Budget deficit significantly lower than expected

Minister of Finance Jiri Rusnok (left), photo CTK

The Finance Ministry has announced that the Czech Republic's state budget in 2001 ended with a significantly lower deficit than expected. However, the overall deficit of public finances has grown further and analysts warn that this trend is unsustainable. Vladimir Tax has the details.

Minister of Finance Jiri Rusnok  (left),  photo CTK
According to the latest information provided by the ministry of finance, the state budget deficit in 2001 has proven to be significantly lower than the original allowance approved by parliament. Nevertheless, the deficit is the highest ever since 1993. Originally, the Lower House approved a state budget deficit of 49 billion crowns, and then nearly doubled the figures to 84 billion because of extraordinary expenses, such as drought compensation for farmers, and compensation for members of bankrupt credit unions.

At a press conference on Thursday, the Minister of Finance, Jiri Rusnok, announced that the Czech Republic's state budget deficit for 2001 reached just under 68 billion, more than 16 billion crowns less than that the numbers previously approved.

"This result was achieved first of all by improvement of the tax collection, mainly the corporate taxes and partly the excises. And of course, it was achieved also by the very cautious expenditure policy of both the Ministry of Finance and other ministries."

Other factors that helped reduce the deficit included a lower than expected loss of the government's Konsolidacni agentura consolidation agency, lower expenditures of the National Property Fund, lower interest rates on the state debt and lower wage costs in the public sector. These factors compensated for higher payments of social benefits as well as for significantly lower revenue from the sale of third-generation mobile phone licences.

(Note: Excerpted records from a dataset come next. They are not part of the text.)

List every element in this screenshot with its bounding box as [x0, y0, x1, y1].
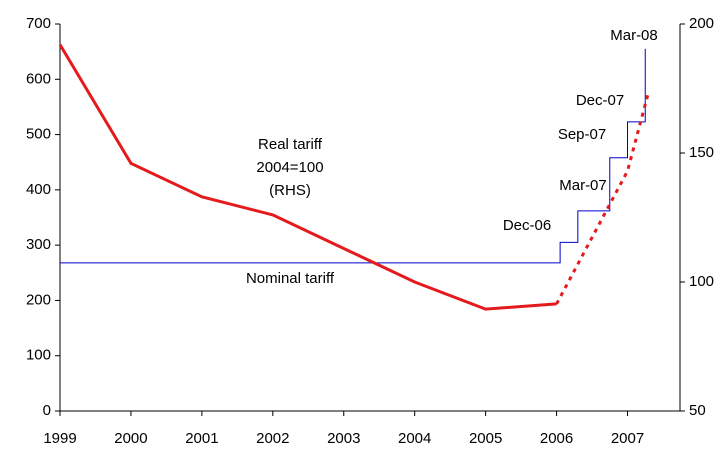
y-tick-label: 700 — [26, 15, 51, 32]
y-tick-label: 500 — [26, 126, 51, 143]
x-tick-label: 2002 — [256, 430, 289, 447]
y-tick-label: 100 — [26, 347, 51, 364]
annotation: Dec-06 — [503, 217, 551, 234]
y2-tick-label: 50 — [689, 402, 706, 419]
y-tick-label: 0 — [43, 402, 51, 419]
x-tick-label: 1999 — [43, 430, 76, 447]
x-tick-label: 2005 — [469, 430, 502, 447]
series-line — [555, 90, 651, 305]
annotation: Nominal tariff — [246, 270, 335, 287]
annotation: Dec-07 — [576, 92, 624, 109]
y2-tick-label: 200 — [689, 15, 714, 32]
y-tick-label: 400 — [26, 181, 51, 198]
x-tick-label: 2006 — [540, 430, 573, 447]
y-tick-label: 600 — [26, 70, 51, 87]
x-tick-label: 2003 — [327, 430, 360, 447]
annotation: Sep-07 — [558, 126, 606, 143]
annotation: Real tariff — [258, 136, 323, 153]
y2-tick-label: 150 — [689, 144, 714, 161]
y-tick-label: 200 — [26, 291, 51, 308]
annotation: Mar-07 — [559, 177, 607, 194]
y-tick-label: 300 — [26, 236, 51, 253]
annotation: 2004=100 — [256, 159, 323, 176]
x-tick-label: 2001 — [185, 430, 218, 447]
series-line — [58, 43, 557, 311]
annotation: (RHS) — [269, 182, 311, 199]
x-tick-label: 2000 — [114, 430, 147, 447]
y2-tick-label: 100 — [689, 273, 714, 290]
x-tick-label: 2007 — [611, 430, 644, 447]
annotation: Mar-08 — [610, 27, 658, 44]
x-tick-label: 2004 — [398, 430, 431, 447]
series-line — [60, 48, 646, 264]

Although the state budget figures are undoubtedly positive, the latest data confirms the continuing negative trend in overall public finances. The public finance deficit has widened further to a worrying 420 billion crowns, which is nearly 20 percent of Czech GDP. This unsustainable trend has been repeatedly criticised by both Czech economic experts and international institutions. The main problem is ever increasing mandatory expenditures, which, experts agree, cannot change without fundamental structural reform, starting with long-awaited reform of the pension system.